Christianity with its institutions are brought together sans cérémonie. It is a matter of accident that the death of the Crown Prince is announced simultaneously with the utterance of the oracle, and that the condition of the Queen appears like actual death. It is purely an accident that the babe is saved at the very moment that the nobleman who exposed it is torn to pieces by a bear, and that his ship, with all on board, is lost, so that no tidings could be carried back to Sicilia. It is mere accident that the young Prince of Bohemia strays into woods, and meets the shepherds with whom the Princess is living. In the end similar freaks of chance repair the results of the first accidents, bring all the dramatic personages together in Sicilia, put every thing into its proper order, and bring about a happy conclusion. As, therefore, the unreal, the fantastic, is here expressed in individual features rather than in the general fundamental relations of the play, so it is also more the interaction of external matters of chance that governs the whole and solves the contradiction of opinions and intentions, of deeds and events; thus, in spite of all the apparent impossibilities, that which is rational and right is ultimately brought about.

It is just this sovereignty of eternal contingency, however, that gives the play the character of a tale and its title. For pure contingency-in its outward, objective form, which, as such, interrupts the order of nature, the given disposition of time and space, the causal connection of things, and comes in between like a foreign element-stands in the closest affinity to the idea of the marvellous. A tale or fairy tale, however, does not, as might be supposed, assume the wonderful merely as a form or outward dress; the wonderful is rather an essential element in it, because it is itself essentially based upon the mystic view of things, which looks upon life only as the outward form of a deep, unrevealable mystery, to which every thing, therefore, appears an inexplicable wonder. Accordingly, that which in common life—in our

ignorance of its cause and necessity-we call chance, is made the ruling principle of the tale or fairy tale, and, in order that the principle, as such, may also be clearly and distinctly brought forward, it presents itself in strange, arbitrary, and fantastic shapes, in outward forms opposed to common reality. What is fairy-tale-like in character is, on this very account, a legitimate ingredient in the comic view of life, but only in the comic view; a tragic fairy tale would be a poetical monstrosity.* In The Winter's Tale, however, Shakspeare has not opened up the whole region of the marvellous; he has described the wonderful, not so much in its outer form as in its ideal nature and character. In fact, it exists here only in the incomprehensibility of outward contingency and the mysterious connection of the latter with the actions and fortunes of the dramatic characters. By thus modifying the idea Shakspeare has brought the whole nearer to the common reality of life, and enhances the effect by the greater illusion, for, in fact, a tale gains in poetic beauty when the representation of the marvellous is introduced noiselessly, as if it were the most ordinary of occurrences.

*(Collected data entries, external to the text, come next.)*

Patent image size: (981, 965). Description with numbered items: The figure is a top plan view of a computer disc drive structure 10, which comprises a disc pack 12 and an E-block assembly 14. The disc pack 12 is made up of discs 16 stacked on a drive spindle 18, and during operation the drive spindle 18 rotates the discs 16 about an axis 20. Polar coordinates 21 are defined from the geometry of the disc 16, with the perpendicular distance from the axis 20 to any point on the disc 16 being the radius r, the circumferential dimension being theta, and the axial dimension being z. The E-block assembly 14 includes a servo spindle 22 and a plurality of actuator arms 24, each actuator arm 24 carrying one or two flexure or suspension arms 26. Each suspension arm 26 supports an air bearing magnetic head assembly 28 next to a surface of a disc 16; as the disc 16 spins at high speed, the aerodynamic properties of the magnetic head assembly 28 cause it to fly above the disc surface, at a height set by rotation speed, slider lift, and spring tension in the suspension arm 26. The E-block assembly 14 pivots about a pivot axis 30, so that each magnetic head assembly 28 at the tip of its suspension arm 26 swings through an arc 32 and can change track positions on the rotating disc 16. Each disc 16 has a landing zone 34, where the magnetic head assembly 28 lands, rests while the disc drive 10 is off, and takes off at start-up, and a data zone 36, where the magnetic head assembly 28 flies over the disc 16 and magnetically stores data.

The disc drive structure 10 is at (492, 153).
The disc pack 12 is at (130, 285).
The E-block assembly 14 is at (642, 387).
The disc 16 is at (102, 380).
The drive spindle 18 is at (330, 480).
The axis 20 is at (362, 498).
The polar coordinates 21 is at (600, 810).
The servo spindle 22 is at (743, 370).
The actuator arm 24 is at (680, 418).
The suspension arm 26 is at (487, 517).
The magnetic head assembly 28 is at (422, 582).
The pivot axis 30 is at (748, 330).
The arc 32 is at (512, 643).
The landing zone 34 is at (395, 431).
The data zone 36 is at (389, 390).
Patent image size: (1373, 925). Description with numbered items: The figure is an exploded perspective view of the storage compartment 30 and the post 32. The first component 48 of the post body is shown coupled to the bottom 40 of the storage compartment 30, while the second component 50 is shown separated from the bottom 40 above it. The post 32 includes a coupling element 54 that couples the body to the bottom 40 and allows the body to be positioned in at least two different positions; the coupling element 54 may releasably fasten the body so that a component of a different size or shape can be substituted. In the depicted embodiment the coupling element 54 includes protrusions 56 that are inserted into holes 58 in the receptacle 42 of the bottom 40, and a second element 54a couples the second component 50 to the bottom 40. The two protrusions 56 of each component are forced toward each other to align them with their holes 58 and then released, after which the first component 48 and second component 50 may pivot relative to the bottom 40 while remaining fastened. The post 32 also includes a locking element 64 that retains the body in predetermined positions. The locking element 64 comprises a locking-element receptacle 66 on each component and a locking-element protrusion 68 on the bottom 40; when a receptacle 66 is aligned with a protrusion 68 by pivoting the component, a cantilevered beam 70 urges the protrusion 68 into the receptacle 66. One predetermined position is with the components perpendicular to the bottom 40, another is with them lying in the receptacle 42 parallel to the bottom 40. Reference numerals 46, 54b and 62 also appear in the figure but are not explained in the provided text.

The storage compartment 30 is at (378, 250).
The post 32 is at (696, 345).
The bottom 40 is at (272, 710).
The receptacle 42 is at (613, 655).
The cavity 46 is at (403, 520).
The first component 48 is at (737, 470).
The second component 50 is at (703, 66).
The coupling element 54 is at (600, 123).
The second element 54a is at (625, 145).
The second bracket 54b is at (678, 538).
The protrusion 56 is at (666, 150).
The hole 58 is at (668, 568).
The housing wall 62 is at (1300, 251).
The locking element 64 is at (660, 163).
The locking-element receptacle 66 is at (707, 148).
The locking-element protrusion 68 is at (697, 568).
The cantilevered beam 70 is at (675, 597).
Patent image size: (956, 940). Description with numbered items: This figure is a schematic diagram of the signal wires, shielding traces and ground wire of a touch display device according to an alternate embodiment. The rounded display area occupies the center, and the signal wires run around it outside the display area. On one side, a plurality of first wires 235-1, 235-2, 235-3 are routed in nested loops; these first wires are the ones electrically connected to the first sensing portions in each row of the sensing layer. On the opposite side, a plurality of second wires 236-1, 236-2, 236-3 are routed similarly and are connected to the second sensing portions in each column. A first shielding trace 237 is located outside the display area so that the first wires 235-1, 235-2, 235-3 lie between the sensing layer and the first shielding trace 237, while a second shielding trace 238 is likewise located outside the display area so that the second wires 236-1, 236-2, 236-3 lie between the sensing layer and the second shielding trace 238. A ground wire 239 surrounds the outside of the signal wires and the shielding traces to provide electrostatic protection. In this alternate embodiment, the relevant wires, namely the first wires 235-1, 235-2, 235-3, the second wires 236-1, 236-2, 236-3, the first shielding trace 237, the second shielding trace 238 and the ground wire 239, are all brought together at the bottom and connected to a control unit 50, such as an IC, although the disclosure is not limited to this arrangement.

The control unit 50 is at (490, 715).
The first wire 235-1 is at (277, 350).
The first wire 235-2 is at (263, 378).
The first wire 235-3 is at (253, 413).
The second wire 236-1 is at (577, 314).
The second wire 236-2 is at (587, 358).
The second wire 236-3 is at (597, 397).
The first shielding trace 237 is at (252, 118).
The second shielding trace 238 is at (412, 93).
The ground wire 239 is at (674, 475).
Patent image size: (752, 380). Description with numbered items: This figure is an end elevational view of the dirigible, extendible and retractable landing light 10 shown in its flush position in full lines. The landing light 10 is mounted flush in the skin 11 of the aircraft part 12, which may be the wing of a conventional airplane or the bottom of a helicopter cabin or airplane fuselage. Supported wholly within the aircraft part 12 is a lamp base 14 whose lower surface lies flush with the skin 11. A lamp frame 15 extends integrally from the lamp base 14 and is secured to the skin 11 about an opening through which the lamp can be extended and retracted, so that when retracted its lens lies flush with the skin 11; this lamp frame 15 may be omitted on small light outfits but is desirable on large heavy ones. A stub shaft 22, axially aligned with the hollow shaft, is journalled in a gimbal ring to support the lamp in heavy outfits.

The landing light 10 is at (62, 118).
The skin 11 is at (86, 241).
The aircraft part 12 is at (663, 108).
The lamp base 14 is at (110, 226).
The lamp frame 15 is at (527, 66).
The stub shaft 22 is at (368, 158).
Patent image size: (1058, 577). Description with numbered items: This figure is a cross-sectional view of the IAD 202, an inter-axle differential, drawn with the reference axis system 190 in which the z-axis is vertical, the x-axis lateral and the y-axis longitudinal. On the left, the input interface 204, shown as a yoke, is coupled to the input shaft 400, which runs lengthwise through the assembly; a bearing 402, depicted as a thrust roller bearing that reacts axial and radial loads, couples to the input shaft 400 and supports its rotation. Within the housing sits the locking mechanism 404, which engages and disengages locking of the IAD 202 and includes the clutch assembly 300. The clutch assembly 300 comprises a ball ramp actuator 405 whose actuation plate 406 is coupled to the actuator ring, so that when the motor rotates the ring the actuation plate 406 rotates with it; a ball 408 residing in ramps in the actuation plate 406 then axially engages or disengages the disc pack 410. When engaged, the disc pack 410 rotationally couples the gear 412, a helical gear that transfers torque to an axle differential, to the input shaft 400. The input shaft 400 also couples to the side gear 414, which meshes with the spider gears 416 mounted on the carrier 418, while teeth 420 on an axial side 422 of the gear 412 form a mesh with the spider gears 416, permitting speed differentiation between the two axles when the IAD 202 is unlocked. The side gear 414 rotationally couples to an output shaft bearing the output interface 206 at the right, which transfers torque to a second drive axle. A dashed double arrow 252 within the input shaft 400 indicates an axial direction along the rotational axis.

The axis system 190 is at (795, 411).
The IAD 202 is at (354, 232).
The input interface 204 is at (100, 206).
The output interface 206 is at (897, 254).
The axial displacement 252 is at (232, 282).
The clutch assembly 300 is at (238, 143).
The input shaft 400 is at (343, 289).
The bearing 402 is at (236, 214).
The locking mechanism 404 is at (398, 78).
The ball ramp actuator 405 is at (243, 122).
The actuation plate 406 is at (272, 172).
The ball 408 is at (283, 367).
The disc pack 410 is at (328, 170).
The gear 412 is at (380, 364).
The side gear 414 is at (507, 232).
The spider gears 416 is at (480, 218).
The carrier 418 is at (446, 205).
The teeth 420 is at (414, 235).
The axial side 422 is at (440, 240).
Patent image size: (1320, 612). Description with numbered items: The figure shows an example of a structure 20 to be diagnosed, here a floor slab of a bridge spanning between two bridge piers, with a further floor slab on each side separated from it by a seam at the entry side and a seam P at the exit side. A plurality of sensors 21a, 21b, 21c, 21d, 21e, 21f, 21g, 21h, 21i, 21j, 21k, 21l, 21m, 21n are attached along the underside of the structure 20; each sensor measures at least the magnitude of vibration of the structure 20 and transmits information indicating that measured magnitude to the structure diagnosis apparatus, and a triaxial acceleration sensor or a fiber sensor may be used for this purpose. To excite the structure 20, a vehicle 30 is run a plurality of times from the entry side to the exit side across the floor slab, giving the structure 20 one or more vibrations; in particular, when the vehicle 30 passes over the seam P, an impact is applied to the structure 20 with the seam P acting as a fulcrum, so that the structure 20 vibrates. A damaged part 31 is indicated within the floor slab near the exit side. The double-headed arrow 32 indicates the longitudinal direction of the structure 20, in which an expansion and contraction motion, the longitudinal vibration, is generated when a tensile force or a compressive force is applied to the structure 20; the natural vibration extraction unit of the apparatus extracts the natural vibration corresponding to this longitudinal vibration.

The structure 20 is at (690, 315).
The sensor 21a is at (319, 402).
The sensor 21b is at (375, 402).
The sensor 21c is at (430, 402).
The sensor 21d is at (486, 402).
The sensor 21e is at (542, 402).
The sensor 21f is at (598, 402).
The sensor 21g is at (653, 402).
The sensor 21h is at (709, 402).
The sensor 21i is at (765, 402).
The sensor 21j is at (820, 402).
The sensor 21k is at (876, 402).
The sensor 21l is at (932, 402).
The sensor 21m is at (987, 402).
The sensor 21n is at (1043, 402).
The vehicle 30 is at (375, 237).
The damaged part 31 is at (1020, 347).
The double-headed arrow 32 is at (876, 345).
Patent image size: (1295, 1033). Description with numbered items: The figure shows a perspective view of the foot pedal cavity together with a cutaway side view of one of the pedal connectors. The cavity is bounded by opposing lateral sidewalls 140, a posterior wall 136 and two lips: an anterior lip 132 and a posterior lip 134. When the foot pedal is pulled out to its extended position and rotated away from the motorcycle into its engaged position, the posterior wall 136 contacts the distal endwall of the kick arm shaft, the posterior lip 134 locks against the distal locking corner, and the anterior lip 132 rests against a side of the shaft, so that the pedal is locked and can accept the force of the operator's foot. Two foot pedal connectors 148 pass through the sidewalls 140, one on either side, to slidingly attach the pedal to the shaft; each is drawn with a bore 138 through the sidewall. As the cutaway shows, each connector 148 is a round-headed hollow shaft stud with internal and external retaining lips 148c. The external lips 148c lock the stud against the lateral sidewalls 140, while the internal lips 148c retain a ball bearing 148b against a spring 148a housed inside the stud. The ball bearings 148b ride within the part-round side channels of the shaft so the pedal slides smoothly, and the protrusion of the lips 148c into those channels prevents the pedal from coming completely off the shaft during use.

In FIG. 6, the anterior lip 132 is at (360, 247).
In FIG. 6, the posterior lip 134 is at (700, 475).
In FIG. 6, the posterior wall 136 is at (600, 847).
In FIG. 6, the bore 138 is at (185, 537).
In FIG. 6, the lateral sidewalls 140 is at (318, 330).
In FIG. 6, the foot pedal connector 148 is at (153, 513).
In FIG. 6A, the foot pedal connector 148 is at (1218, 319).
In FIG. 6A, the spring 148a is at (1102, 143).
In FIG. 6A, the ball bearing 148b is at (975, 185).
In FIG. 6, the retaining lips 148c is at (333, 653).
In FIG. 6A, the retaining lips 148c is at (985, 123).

Shakspeare has here again, I think, intimated by the title of his play in what sense he took up and worked upon Greene's romance. He could hardly have intended merely to dramatize a traditional tale; the play is not called “A Winter's Tale," but "The Winter's Tale." The poet's intention here was again, as it were, to hold the mirror up to nature, to show the body of the time its pressure. In other words, he wished to show that from a certain point of view life itself appears like a strange, cheerful, and yet eerie winter's tale-a tale told to a circle of poetically disposed listeners gathered round the flickering fireside of a peaceful, happy home, on a raw winter's night, by a master in the art of story-telling, while the atmosphere of the warm, secure,

* Accordingly the alterations which Shakspeare made in Greene's novel were artistically necessary.